La cinquième vague continue de frapper l’Île-de-France, avec plus de 3000 cas de Covid pour 100 000 habitants au niveau régional. A Villepinte, la maison d’arrêt compte 179 détenus positifs au Covid-19.
Alors que le taux d'incidence a atteint les 3140 cas pour 100 000 habitants en Île-de-France, selon les derniers chiffres de Santé Publique France, la région continue d’être fortement touchée par le rebond épidémique actuel. La cinquième vague frappe notamment les maisons d’arrêt : à Villepinte, en Seine-Saint-Denis, on compte ainsi 179 détenus positifs au Covid-19.
Il s’agit du plus gros foyer actuel dans les prisons françaises. "Aujourd'hui, nous avons 179 personnes détenues qui sont positives", explique le directeur de l'établissement, Michaël Merci, à l'occasion d'une visite de la prison. D’après lui, le chiffre est monté à 202 cas le 1er janvier, sur un total de 988 détenus, à la suite d'une opération de dépistage massif menée deux jours plus tôt.
On compte 28 cas parmi les salariés, précise le ministère de la Justice. L’opération de dépistage a été organisée suite à la détection de deux cas positifs le 22 décembre dernier, avec la présence du variant Omicron.
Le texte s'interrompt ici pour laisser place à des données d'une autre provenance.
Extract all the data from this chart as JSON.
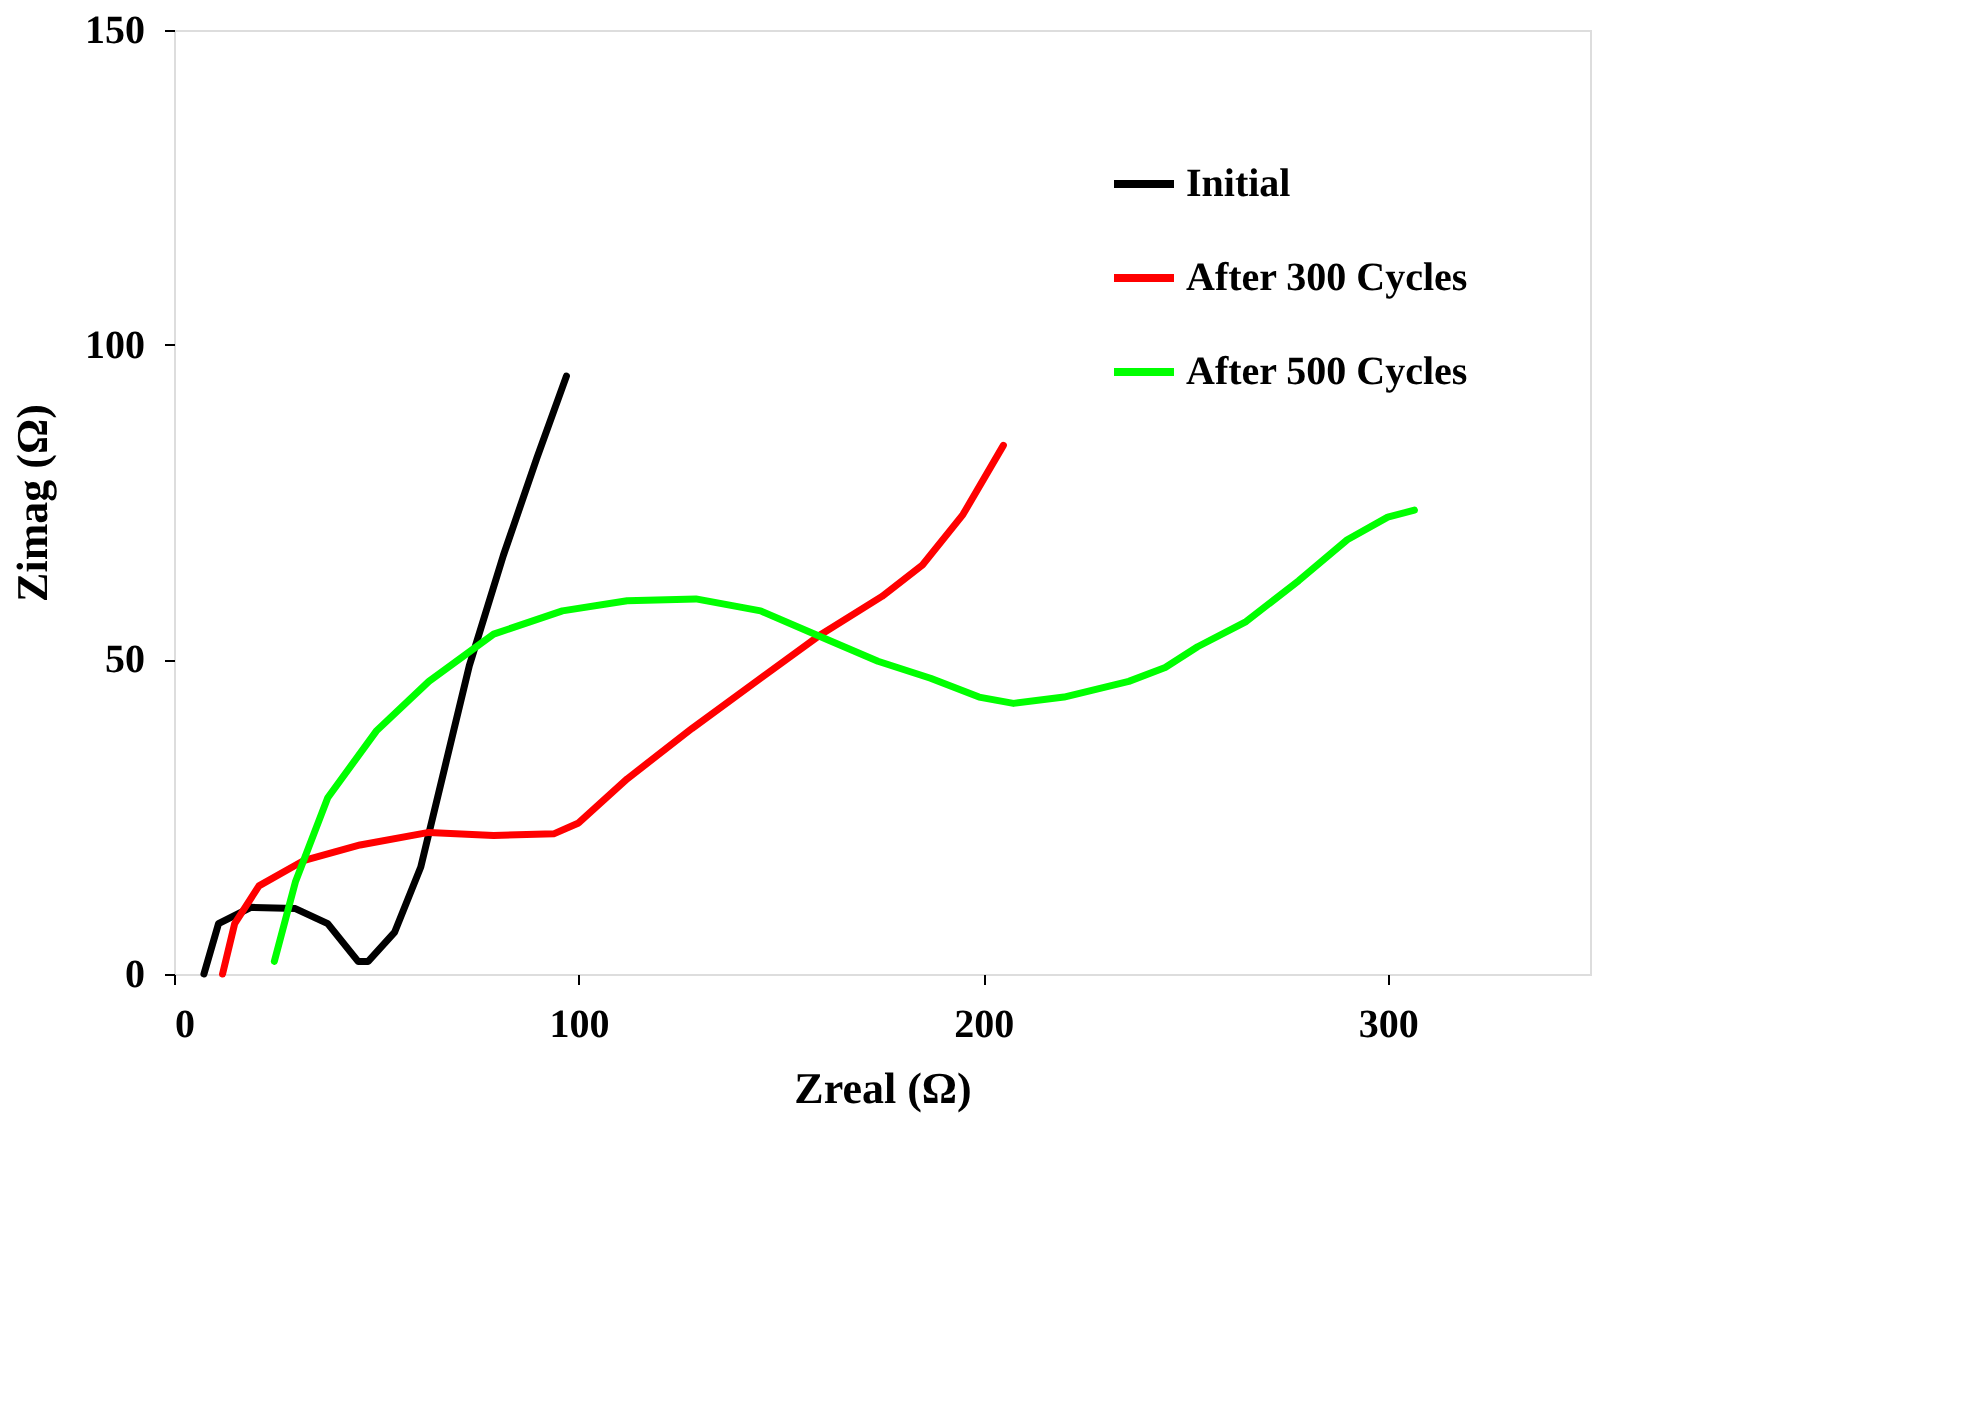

Sur 621 prisonniers testés, 168 s’étaient alors révélés positifs.
Suppression des activités collectives
Bibliothèque, salle de sport, travail aux ateliers… Toutes les activités collectives ont été supprimées. Des combinaisons intégrales et des masques FFP2 ont été distribués aux surveillants lorsqu'ils sont dans les bâtiments de détention et aux détenus qui continuent à travailler (buanderie, cuisine, distribution des repas...). Et les parloirs ont été supprimés pour les détenus positifs et les cas contacts. Pour les parloirs maintenus, une paroi de plexiglas est en place sur toute la hauteur.
Pour l’ensemble des cas détectés le 30 décembre, l'isolement doit prendre fin le 9 janvier. Des allégements pourraient être décidés "si d'ici 15 jours il n'y a pas de reprise épidémique", explique Michaël Merci.
863 contaminations ont été détectées au niveau national, sur un total de 70 000 détenus. On compte par ailleurs 1 029 cas sur environ 40 000 personnels, d’après les derniers chiffres du ministère, arrêtés au 4 janvier. Au total, 31 établissements se trouvent en situation de cluster, c'est-à-dire avec au moins trois cas simultanés.
La Chancellerie reconnaît que le taux de couverture vaccinale est "inférieur à celui de la population générale", du fait d'une "réticence de la population pénale à se faire vacciner". 47% des détenus ont un schéma complet de vaccination contre 76,9% pour la population générale, selon les chiffres communiqués par le ministère de la Santé jeudi 6 janvier.
"Continuer à envoyer du monde en prison quand on connaît la situation, c’est invraisemblable"
Dominique Simonnot, la contrôleuse générale des lieux de privation de liberté (CGLPL), devait initialement assister à un concours d’éloquence à Villepinte jeudi, "évidemment annulé". "Au virus, s’ajoute la surpopulation des maisons d’arrêt, c’est intolérable, dénonce-t-elle. Continuer à envoyer du monde en prison quand on connaît la situation, c’est invraisemblable… Les magistrats ont leur part de responsabilité."
"Je ne sais pas si on se rend compte des conditions dans lesquelles vivent les détenus, alors que le virus circule, poursuit-elle. Il y a quelque chose d’indigne, d’indécent. Dans les quartiers arrivants, il n’y a plus les moyens d’isoler les détenus assez longtemps, on ne peut plus respecter les périodes d’isolement. Et après, dans certaines maisons d’arrêt, les gens sont à trois par cellule." Quant au taux de vaccination, inférieur à celui de la population générale, Dominique Simonnot rappelle avoir "demandé à ce que le vaccin soit distribué en priorité dans les lieux clos. Pour les détenus comme les personnels pénitentiaires, les risques de contamination sont énormes".
"Aujourd’hui à Villepinte, la situation est censée être sous contrôle, mais à quel prix ?, s’interroge la contrôleuse générale des lieux de privation de liberté. Toutes les activités sont annulées. Des détenus qui nous écrivent nous racontent avoir demandé à leur famille de ne plus venir parce que c'est trop dur."
Dominique Simonnot précise avoir saisi le ministre de la Justice, Éric Dupond-Moretti. "Il faut que les ministres agissent. Les ordonnances prises par Nicole Belloubet au printemps 2020 avaient permis de décélérer la population carcérale, avec 58 100 détenus en juillet 2020. On est remonté à 70 000 détenus en décembre. Et je redoute la période électorale qui s’annonce très dure, avec des discours irresponsables. Malheureusement on ne va pas dans le sens de la raison", estime-t-elle.